It seems like everyone is rating restaurants online these days, from food bloggers to social media junkies. Now, Louisiana’s Department of Health and Hospitals (DHH) has joined the conversation too, though it’s not concerned with how a dish tasted or if the waiter was polite.
The state has a new website at EatSafe.la.gov that gives the public access to detailed health inspections of restaurants and food service outlets of all stripes, from the most expensive steakhouses to poor boy shops to day-care centers and nursing homes.
DHH Secretary Bruce Greenstein said the site is intended to improve food safety and to hold restaurants accountable for meeting state health requirements.
“They have a better management tool for their own company,” he said of restaurateurs. “They get the answers for the test before final (inspections) come around.
Our goal is not to find deficiencies. Our goal is for food safety. We’d like to see as many restaurants as possible not have any violations because they’re all performing at a high level.”
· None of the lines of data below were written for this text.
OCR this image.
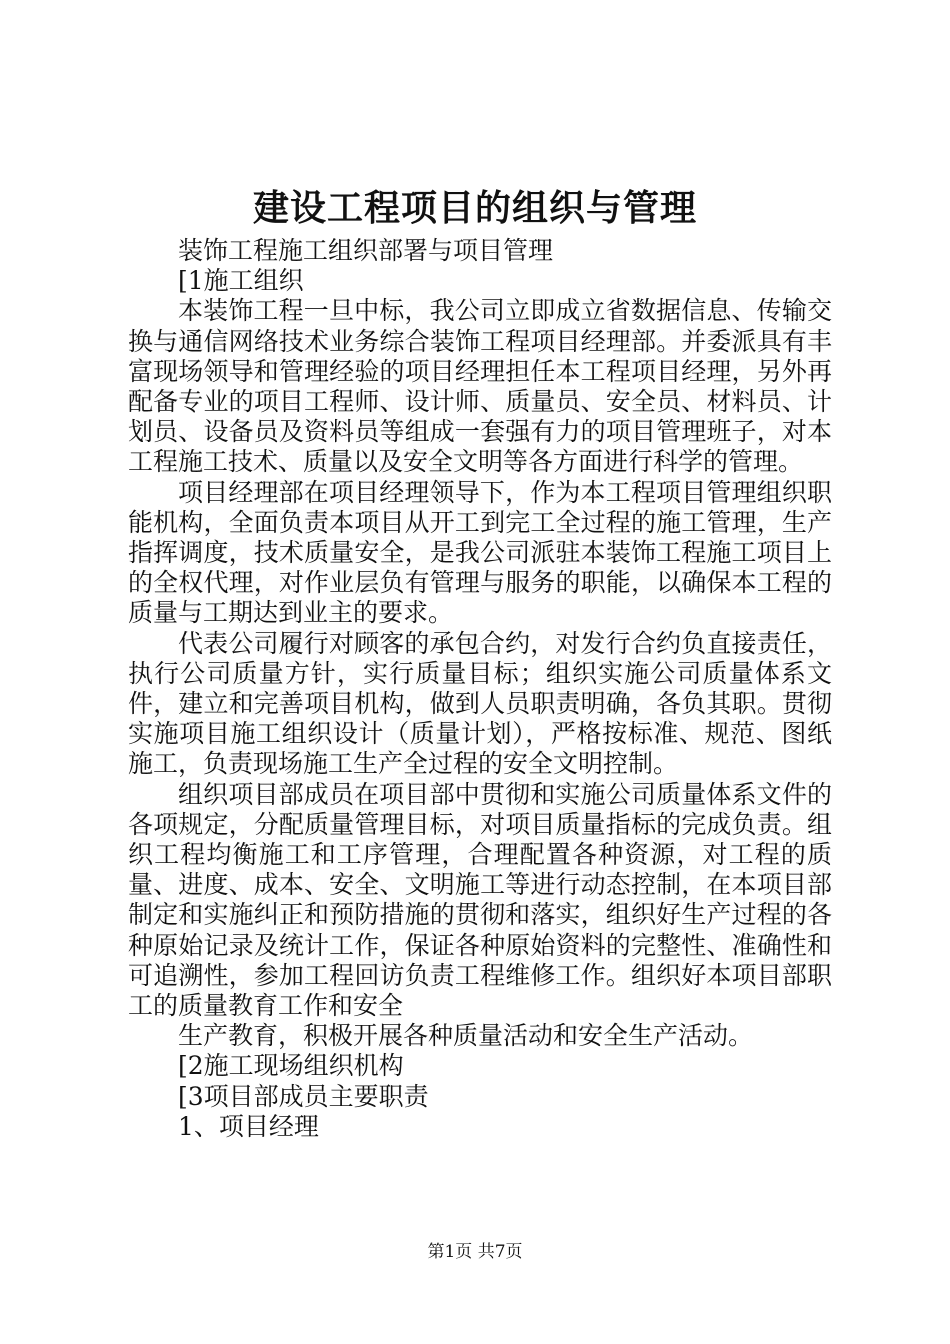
建设工程项目的组织与管理

装饰工程施工组织部署与项目管理

[1施工组织

本装饰工程一旦中标，我公司立即成立省数据信息、传输交换与通信网络技术业务综合装饰工程项目经理部。并委派具有丰富现场领导和管理经验的项目经理担任本工程项目经理，另外再配备专业的项目工程师、设计师、质量员、安全员、材料员、计划员、设备员及资料员等组成一套强有力的项目管理班子，对本工程施工技术、质量以及安全文明等各方面进行科学的管理。

项目经理部在项目经理领导下，作为本工程项目管理组织职能机构，全面负责本项目从开工到完工全过程的施工管理，生产指挥调度，技术质量安全，是我公司派驻本装饰工程施工项目上的全权代理，对作业层负有管理与服务的职能，以确保本工程的质量与工期达到业主的要求。

代表公司履行对顾客的承包合约，对发行合约负直接责任，执行公司质量方针，实行质量目标；组织实施公司质量体系文件，建立和完善项目机构，做到人员职责明确，各负其职。贯彻实施项目施工组织设计（质量计划），严格按标准、规范、图纸施工，负责现场施工生产全过程的安全文明控制。

组织项目部成员在项目部中贯彻和实施公司质量体系文件的各项规定，分配质量管理目标，对项目质量指标的完成负责。组织工程均衡施工和工序管理，合理配置各种资源，对工程的质量、进度、成本、安全、文明施工等进行动态控制，在本项目部制定和实施纠正和预防措施的贯彻和落实，组织好生产过程的各种原始记录及统计工作，保证各种原始资料的完整性、准确性和可追溯性，参加工程回访负责工程维修工作。组织好本项目部职工的质量教育工作和安全

生产教育，积极开展各种质量活动和安全生产活动。

[2施工现场组织机构

[3项目部成员主要职责

1、项目经理

第1页 共7页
While other states issue letter grades to restaurants based on their inspections, Louisiana uses a “pass/fail” model and its reports detail violations along with corrective actions that have been taken or are pending.
“It’s better just to give the public the facts rather than work with subjective scores,” said Tenney Sibley, Louisiana’s chief sanitarian. “The public is smart enough to read it and understand it.”
Sibley said every establishment will have violations but, in almost all cases, they will be noncritical and can be fixed before an inspector leaves the premises.
“Any establishment can have a good day or a bad day, and (the report) is only a snapshot,” she said.
The department is now fine-tuning the site with feedback from restaurant owners and the general public, Greenstein said. A revised version of the site is scheduled to launch in November.
The state offered similar information online starting in 2005, but this earlier site proved dysfunctional and was soon discontinued. Restaurant inspection reports have always been public record, but Greenstein says they weren’t so readily accessible.
“They weren’t easy to find, and that might make the process take a few hours, a few days,” he said.